Está claro que el derecho a la protesta no da carta blanca para afectar por ejemplo el derecho a la vida de los demás o para acudir a formas violentas pero, dejando de lado estos escenarios extremos, en las situaciones menos graves esta respuesta que a muchos suena razonable tiene por lo menos dos problemas.
Primero, quienes se manifiestan están ejerciendo sus derechos a la libre expresión y a la protesta. Y justamente los derechos están diseñados de tal forma que puedan oponerse a la mayoría. Entonces, no porque un número importante de personas opine que los taxistas no deberían bloquear tal o cual avenida, o que ya hubo suficientes manifestaciones, estas protestas deben limitarse. La situación plantea un conflicto entre los derechos que tienen los dos grupos y seguramente alguno deberá modularse pero, como sugiere Roberto Gargarella en su ‘Carta abierta sobre la intolerancia’, los incómodos deberán mostrar antes por qué debe imponerse ese límite y por qué debe tener ese alcance.

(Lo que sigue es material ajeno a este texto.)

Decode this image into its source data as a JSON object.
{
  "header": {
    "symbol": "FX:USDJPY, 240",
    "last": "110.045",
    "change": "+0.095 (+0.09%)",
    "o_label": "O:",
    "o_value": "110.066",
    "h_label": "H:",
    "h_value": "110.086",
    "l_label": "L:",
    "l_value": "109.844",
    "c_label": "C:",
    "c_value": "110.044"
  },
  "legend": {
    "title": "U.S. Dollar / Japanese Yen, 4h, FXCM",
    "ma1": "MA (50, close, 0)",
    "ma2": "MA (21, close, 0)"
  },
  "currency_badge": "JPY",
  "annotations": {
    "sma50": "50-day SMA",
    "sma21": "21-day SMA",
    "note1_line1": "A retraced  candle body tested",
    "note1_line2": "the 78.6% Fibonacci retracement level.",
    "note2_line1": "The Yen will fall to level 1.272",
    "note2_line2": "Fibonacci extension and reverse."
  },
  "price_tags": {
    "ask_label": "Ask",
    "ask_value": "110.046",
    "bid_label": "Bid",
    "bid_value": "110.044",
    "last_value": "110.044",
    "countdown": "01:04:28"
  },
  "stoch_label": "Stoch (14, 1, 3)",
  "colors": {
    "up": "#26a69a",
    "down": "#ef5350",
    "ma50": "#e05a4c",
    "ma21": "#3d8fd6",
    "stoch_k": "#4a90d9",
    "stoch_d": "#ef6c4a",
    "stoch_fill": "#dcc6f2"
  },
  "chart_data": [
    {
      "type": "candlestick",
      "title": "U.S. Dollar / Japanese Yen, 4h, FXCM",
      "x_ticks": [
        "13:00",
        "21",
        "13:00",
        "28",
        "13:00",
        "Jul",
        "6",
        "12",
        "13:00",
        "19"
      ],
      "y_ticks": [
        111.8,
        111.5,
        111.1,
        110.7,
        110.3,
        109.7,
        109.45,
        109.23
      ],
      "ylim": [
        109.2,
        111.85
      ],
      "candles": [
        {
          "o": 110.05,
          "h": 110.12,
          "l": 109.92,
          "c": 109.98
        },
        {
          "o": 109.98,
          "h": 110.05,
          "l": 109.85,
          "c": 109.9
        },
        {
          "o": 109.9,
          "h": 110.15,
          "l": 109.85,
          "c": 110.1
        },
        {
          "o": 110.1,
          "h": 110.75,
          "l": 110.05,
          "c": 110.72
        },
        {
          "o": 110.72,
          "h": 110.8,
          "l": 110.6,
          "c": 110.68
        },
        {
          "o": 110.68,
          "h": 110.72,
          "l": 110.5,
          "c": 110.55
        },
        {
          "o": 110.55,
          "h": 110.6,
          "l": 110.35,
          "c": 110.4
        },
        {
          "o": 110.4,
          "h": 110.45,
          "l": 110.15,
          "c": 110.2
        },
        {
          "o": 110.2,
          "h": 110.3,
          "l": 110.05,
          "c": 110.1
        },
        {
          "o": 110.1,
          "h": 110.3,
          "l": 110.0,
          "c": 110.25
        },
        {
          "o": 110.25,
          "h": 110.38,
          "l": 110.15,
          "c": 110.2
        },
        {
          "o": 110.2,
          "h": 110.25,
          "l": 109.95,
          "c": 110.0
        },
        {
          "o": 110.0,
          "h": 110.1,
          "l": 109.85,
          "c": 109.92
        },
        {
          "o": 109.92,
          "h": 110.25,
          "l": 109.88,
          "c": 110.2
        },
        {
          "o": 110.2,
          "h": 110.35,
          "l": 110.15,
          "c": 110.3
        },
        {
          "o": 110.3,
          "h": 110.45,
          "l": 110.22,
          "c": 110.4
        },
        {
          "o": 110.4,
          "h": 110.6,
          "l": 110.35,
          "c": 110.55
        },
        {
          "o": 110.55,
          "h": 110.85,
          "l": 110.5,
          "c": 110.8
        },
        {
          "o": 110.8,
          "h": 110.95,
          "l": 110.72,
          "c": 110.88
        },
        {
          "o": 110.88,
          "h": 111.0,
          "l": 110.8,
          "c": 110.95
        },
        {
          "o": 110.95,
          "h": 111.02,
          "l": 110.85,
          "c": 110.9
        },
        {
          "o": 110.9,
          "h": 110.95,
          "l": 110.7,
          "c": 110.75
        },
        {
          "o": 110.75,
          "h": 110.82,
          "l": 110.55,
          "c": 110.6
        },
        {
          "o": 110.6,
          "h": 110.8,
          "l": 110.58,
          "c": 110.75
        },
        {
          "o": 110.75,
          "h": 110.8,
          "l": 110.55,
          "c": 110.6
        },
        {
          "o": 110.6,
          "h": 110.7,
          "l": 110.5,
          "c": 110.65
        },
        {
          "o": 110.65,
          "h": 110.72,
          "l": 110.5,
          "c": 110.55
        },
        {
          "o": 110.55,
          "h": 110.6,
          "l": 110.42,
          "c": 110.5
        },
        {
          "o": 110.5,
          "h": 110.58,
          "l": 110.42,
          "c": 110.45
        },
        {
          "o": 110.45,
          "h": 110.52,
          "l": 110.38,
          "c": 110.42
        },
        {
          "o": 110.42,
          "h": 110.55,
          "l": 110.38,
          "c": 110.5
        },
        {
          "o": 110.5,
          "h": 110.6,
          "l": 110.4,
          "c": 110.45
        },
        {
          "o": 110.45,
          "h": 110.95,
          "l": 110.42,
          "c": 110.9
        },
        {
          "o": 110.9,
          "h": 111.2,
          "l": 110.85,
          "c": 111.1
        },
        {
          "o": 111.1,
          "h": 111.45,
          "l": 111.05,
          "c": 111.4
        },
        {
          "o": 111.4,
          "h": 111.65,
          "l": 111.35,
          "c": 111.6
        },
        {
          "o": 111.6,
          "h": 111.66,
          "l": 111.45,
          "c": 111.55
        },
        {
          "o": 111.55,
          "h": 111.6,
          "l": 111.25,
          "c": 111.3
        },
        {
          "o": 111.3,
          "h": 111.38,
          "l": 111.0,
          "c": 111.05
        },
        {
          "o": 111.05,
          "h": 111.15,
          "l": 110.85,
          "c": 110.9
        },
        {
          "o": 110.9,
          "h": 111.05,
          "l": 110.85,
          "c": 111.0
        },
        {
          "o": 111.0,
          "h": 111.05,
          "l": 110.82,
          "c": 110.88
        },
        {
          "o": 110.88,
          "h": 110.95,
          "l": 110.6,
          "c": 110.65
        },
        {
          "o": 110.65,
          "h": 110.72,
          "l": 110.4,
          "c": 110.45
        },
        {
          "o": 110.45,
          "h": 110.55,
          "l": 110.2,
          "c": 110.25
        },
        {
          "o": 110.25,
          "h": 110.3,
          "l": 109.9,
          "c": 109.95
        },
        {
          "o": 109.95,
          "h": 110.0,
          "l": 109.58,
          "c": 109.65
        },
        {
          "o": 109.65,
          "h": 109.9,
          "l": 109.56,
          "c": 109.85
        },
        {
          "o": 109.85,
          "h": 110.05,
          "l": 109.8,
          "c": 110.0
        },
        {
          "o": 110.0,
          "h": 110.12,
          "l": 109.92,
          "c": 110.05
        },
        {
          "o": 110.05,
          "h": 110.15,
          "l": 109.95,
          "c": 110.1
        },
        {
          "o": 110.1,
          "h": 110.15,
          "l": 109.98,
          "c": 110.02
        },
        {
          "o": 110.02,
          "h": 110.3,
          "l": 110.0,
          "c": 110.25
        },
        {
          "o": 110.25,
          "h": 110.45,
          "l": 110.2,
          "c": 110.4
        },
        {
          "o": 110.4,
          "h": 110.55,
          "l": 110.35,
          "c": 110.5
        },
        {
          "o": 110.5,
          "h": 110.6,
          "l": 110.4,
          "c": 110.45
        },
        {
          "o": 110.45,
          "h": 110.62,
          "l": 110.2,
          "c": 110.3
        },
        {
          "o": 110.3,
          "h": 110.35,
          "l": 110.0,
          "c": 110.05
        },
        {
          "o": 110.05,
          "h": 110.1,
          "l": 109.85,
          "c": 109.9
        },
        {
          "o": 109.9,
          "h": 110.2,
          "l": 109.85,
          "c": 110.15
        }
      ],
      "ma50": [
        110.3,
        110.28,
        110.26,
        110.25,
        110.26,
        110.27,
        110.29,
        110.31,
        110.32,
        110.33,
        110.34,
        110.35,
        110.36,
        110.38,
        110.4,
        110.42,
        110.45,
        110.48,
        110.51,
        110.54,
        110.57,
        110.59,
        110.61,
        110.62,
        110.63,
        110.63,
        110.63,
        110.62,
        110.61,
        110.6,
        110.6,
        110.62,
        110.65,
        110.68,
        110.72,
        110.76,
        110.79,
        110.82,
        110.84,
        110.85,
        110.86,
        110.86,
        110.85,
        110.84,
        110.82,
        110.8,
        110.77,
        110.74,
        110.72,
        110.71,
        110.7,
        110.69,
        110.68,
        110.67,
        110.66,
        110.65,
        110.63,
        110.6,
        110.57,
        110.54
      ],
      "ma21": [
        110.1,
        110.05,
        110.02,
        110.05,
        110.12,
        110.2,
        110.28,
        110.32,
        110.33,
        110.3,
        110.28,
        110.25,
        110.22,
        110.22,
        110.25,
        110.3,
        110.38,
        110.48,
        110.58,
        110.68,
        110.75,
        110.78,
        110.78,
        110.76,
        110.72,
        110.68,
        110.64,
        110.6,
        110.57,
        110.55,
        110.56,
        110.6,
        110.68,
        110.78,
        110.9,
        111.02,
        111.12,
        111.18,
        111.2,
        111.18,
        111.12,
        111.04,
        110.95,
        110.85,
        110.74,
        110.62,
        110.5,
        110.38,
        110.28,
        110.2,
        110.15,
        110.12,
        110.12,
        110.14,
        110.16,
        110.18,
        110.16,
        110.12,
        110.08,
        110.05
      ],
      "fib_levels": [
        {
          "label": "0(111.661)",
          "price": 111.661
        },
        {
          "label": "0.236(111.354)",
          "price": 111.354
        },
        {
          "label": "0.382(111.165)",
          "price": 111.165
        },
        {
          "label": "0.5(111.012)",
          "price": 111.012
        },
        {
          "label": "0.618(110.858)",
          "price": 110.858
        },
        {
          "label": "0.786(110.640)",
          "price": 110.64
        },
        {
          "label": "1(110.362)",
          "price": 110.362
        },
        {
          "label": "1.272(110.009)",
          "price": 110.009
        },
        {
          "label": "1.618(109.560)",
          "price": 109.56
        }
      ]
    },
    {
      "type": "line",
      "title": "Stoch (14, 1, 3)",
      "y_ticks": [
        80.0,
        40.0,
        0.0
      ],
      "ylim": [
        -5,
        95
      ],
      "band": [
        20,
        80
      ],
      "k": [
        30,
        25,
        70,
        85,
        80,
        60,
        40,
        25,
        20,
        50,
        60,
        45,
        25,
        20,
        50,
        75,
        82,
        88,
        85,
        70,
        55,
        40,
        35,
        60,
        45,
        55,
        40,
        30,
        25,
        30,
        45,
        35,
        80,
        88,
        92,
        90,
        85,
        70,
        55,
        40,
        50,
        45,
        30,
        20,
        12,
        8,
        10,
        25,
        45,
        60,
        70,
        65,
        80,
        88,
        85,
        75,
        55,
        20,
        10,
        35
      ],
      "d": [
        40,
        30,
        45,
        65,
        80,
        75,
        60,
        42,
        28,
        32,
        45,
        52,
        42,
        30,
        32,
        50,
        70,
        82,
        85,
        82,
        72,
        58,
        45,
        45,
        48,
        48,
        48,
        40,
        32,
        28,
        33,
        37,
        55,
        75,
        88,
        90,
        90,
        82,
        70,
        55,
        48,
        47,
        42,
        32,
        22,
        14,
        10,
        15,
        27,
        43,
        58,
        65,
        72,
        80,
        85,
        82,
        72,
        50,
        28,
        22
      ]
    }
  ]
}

Lo segundo tiene que ver con una concepción del espacio y la vida pública en donde la tranquilidad se asocia al mantenimiento del estado de las cosas. Aunque el orden es llamativo para algunos (como yo), lo cierto es que la forma en que Colombia está ordenada hoy deja sin voz a grupos vulnerables o sin poder político que, justamente por esta condición, acuden a las protestas. El desarreglo de la cotidianidad se convierte así en la garantía de que serán escuchados públicamente. La protesta entonces sacude pero casi siempre lo hace positivamente, pues permite que participen otros actores en los debates. Por tanto, vigoriza la democracia.
Tratando de garantizar el disfrute de un cierto orden, en Colombia hemos pasado de la incomodidad a la violencia casi sin quererlo y algunos han terminado apoyando la restricción del debate democrático. Un nivel extremo de rechazo terminó en la eliminación de partidos enteros como la UP. Por eso, antes que aceptarlas como justificación de situaciones como estas, parece mejor lidiar con las molestias. Hace falta paciencia y frescura para no asfixiar la democracia.